The Backbone of the NHS: Understanding the NHS Spine and its Future

In the ever-evolving landscape of healthcare technology, the NHS Spine is a major component of the health and social care IT infrastructure in England.

The NHS Spine processes 3,200 electronic messages per second, between 28,000 NHS IT systems, across 21,000 care organisations – that’s up to 1.3 billion messages every month. It provides secure access to over 65 million Summary Care Records, over 90 million demographic records and securely sends 750,000 e-referral messages per day and 2 million electronic prescriptions per day, to help the NHS care for thousands of patients.

NHS Spine’s applications are used by 500,000 NHS health professionals a day and counting, enabling doctors to decide quickly on life-saving treatments, GPs to swiftly refer patients for urgent hospital diagnosis, paramedics reach the people in most need of their help, and pharmacists to check prescriptions are correct for vulnerable citizens.

Components of NHS Spine

Spine is a centralised service that allows information to be shared securely through national services including:

NHS England develops and maintains Spine, and recent developments include enabling the sharing of child protection information via the Child Protection Information System (CP-IS), and developing ways to allow easier access to demographic data through the Spine Mini Service.

Spine is a technical implementation that is commonly accessed directly by digital services and software, however many users also access Spine through clinical systems or through the Spine portal, and new ways are being developed to help systems suppliers design IT systems for health and care which can integrate with Spine or access important patient information.

The Spine Futures Program

The Spine Futures program has a visionary goal: to provide a secure, adaptable, and sustainable infrastructure for the health and care system in England. The Spine Futures program aims to deliver this vision through the strategic development of the Spine platform for national digital services to be built upon, meeting the evolving needs of staff, patients, and the public.

Objectives of Spine Futures:

  • Enable Rapid Response: The program aims to facilitate swift responses to changing health and care demands, ensuring that the Spine remains agile and responsive to emerging challenges.
  • Deliver Better User Outcomes: By providing new and improved capabilities based on user needs, including Integrated Care Systems (ICSs) and existing healthcare users, the Spine Futures program seeks to enhance overall user experiences.
  • Comply with NHS Architecture Principles: Adherence to NHS architecture principles, such as being Cloud and API first, ensures that the Spine remains aligned with the broader strategic goals of the healthcare ecosystem.
  • Foster Ecosystem Innovation: The program strives to create an environment that fosters innovation by providing open services, reducing barriers for third parties, and supporting system-wide standards.
  • Rationalise the Cost of Provision: By challenging the existing portfolio of products and understanding the cost implications, the program aims to make informed investment decisions, optimising the cost of providing services.
  • Optimise Operations: Real-time operational data and an effective operating model are crucial elements in optimising the operations of the Spine, ensuring efficiency and reliability.

Active engagement with the health and care system is a key aspect of the Spine Futures program.

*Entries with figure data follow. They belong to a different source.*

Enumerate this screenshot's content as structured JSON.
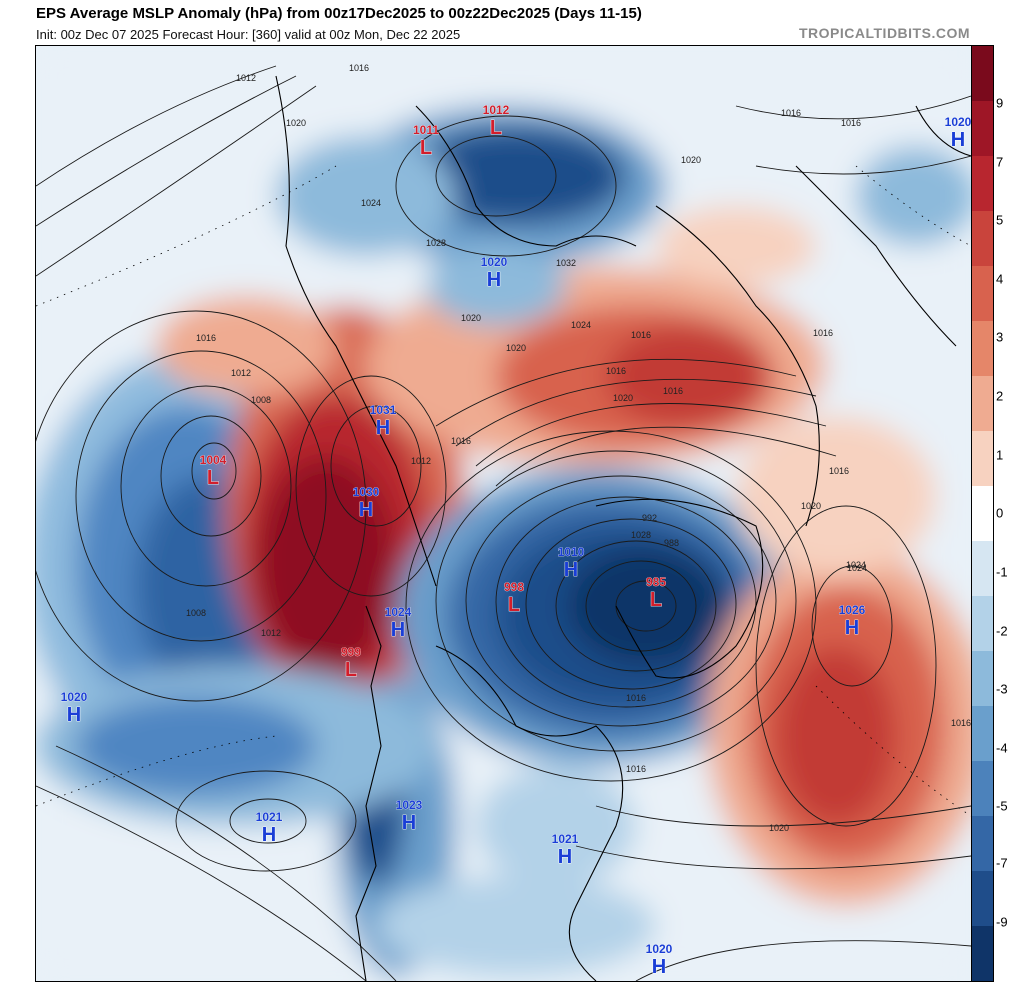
{
  "header": {
    "title": "EPS Average MSLP Anomaly (hPa) from 00z17Dec2025 to 00z22Dec2025 (Days 11-15)",
    "subtitle": "Init: 00z Dec 07 2025   Forecast Hour: [360]   valid at 00z Mon, Dec 22 2025",
    "credit": "TROPICALTIDBITS.COM"
  },
  "colorbar": {
    "labels": [
      "9",
      "7",
      "5",
      "4",
      "3",
      "2",
      "1",
      "0",
      "-1",
      "-2",
      "-3",
      "-4",
      "-5",
      "-7",
      "-9"
    ],
    "colors": [
      "#7a0a1c",
      "#9e1626",
      "#b8262f",
      "#c9443c",
      "#d8624e",
      "#e58669",
      "#efab91",
      "#f7d2c0",
      "#ffffff",
      "#d6e6f2",
      "#b3d2e8",
      "#8dbadb",
      "#6a9fcc",
      "#4c82bb",
      "#3467a6",
      "#1f4d8a",
      "#0f3468"
    ]
  },
  "map": {
    "pressure_centers": [
      {
        "type": "L",
        "value": "1011",
        "color": "#d21e2b"
      },
      {
        "type": "L",
        "value": "1012",
        "color": "#d21e2b"
      },
      {
        "type": "H",
        "value": "1020",
        "color": "#1a3ed6"
      },
      {
        "type": "H",
        "value": "1031",
        "color": "#1a3ed6"
      },
      {
        "type": "L",
        "value": "1004",
        "color": "#d21e2b"
      },
      {
        "type": "H",
        "value": "1030",
        "color": "#1a3ed6"
      },
      {
        "type": "H",
        "value": "1024",
        "color": "#1a3ed6"
      },
      {
        "type": "L",
        "value": "999",
        "color": "#d21e2b"
      },
      {
        "type": "H",
        "value": "1010",
        "color": "#1a3ed6"
      },
      {
        "type": "L",
        "value": "998",
        "color": "#d21e2b"
      },
      {
        "type": "L",
        "value": "985",
        "color": "#d21e2b"
      },
      {
        "type": "H",
        "value": "1026",
        "color": "#1a3ed6"
      },
      {
        "type": "H",
        "value": "1020",
        "color": "#1a3ed6"
      },
      {
        "type": "H",
        "value": "1021",
        "color": "#1a3ed6"
      },
      {
        "type": "H",
        "value": "1023",
        "color": "#1a3ed6"
      },
      {
        "type": "H",
        "value": "1021",
        "color": "#1a3ed6"
      },
      {
        "type": "H",
        "value": "1020",
        "color": "#1a3ed6"
      },
      {
        "type": "H",
        "value": "1020",
        "color": "#1a3ed6"
      }
    ],
    "isobar_labels": [
      "1012",
      "1016",
      "1020",
      "1024",
      "1028",
      "1032",
      "1016",
      "1012",
      "1008",
      "1008",
      "1012",
      "1016",
      "1024",
      "1020",
      "1016",
      "1020",
      "1016",
      "1016",
      "1012",
      "1020",
      "1020",
      "1016",
      "1016",
      "1016",
      "1024",
      "1016",
      "1020",
      "1028",
      "1024",
      "1016",
      "1020",
      "992",
      "988",
      "1016",
      "1016"
    ]
  }
}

Collaborating with global technology leaders, gathering feedback from healthcare system suppliers, and involving teams in social care and frontline digitisation are essential steps in shaping the future of the Spine.

Moving to the Cloud

One of the significant transformations recently as part of Spine Futures is the migration of the NHS Spine Platform to the cloud. This strategic move was driven by the need to harness modern technologies and open standards, ensuring that the Spine remains adaptable to the current and future needs of patients, staff, and citizens:

  • Security: Strengthen the Spine resilience against potential future cyber-attacks and improve recovery time in the event of an attack.
  • Reliability: Maintain a high level of reliability and uptime.
  • Scalability: Enable the ability to scale infrastructure based on demand, ensuring the system can handle peak loads and reduce costs.
  • Sustainability: Utilise scaling infrastructure to reduce the carbon footprint of the service.
  • Maintainability: New services can be built using native cloud tooling and serverless architecture, which enables teams to be more responsive to changing user needs

Looking forward

The roadmap for Spine Futures includes live cutover events for Spine sites, hardware decommissioning, and optimising the cloud service.

The key focus looking forward is on optimising services by making use of native cloud services and reducing dependencies between parts of Spine, to make it easier to upgrade and further reduce running costs and expand internet access for users.